A shorthand way of characterizing the above is to say that psychopaths are evil. Thomas attempts to show that some psychopaths are productive members of society who do not commit a lot of crime. I cannot say that a law professor who torments or “ruins” people for fun is “productive,” regardless of how intelligent she tells us she is. The emotional thunderstorms that she deliberately provokes in others likely cause a lot of suffering that no one should have to experience. She tells us she has committed no serious crimes. Even if we assume she tells the truth here, it is a far cry from demonstrating that, as she might say, having her in our midst confers a net positive benefit to burden ratio.

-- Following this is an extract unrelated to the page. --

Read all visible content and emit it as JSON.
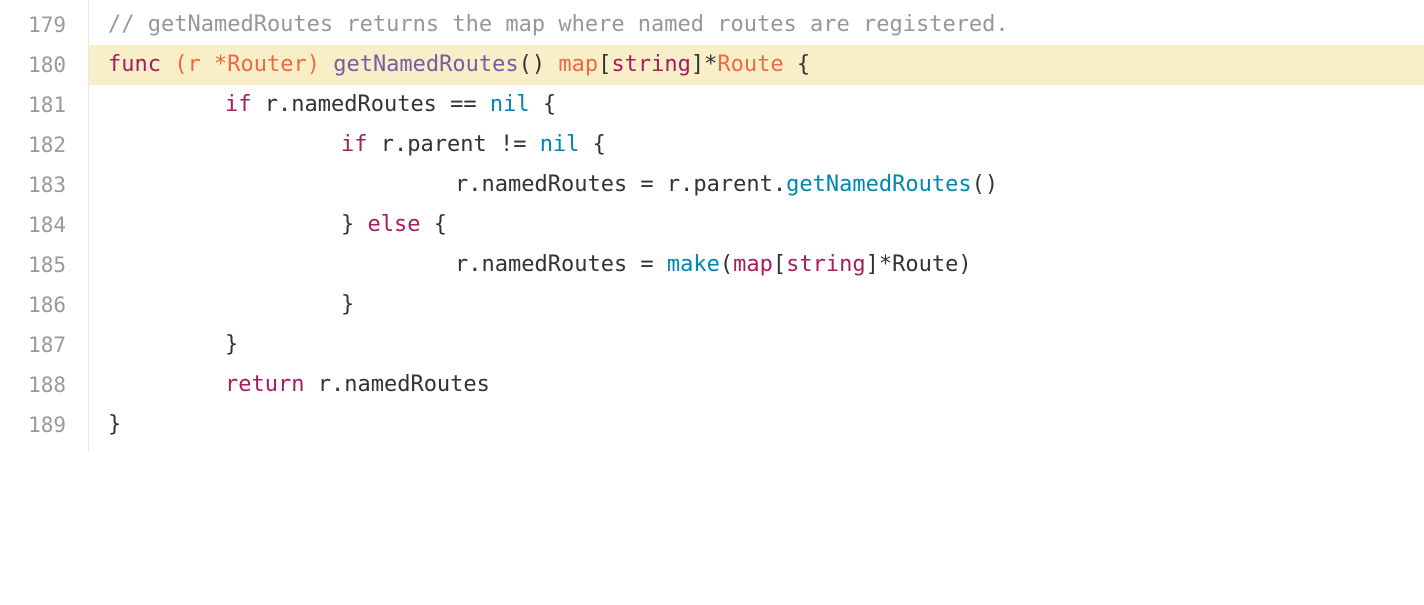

Ordinarily, we feel comfortable looking to a person’s evil character in determining how to punish him for committing a crime. We do not think of ourselves as punishing people for who they are rather than for what they have done in such a case. Thomas tells us, however, that when we look to what sort of person we have before us in calculating prison time, we are effectively punishing people for a psychological diagnosis. She says, at one point, “[i]f ever I were sent to jail, I could be denied parole solely based on a psychological profile,” and she finds this state of affairs unjust, harking back to how the psychiatric profession used to describe gay people.

E.M. raises an interesting question about psychopathy and sentencing. Can we consider it aggravating in assessing a person’s past or future conduct? Is that unfair? Have we stopped looking at conduct and begun the invidious process of punishing people for who they are, for their status, like Mr. Robinson in California v. Robinson?

There is something playfully amusing and audacious about Thomas’s asking judges to ignore psychopathy in making assessments of whether to parole a convicted criminal whose dangerousness a judge is charged with assessing. It resembles the case of the young man charged with killing his parents and pleading for mercy on the grounds that he is an orphan.

Is Thomas gaslighting us? Does she believe we might be brought to rule evil immaterial to sentencing and parole? Perhaps the most generous thing we can say of this argument is that Thomas is inadvertently teaching us that there are limits to the conduct/status distinction. When it comes to punishing a convicted criminal, we may legitimately look to status where status is relevant. And the status of having an evil character appears to be highly relevant when it comes to deciding whether and how severely to punish. E.M. Thomas disagrees, but she also admits that she cannot make moral judgments, so her rejection of my criteria for punishment may be less consequential than she thinks.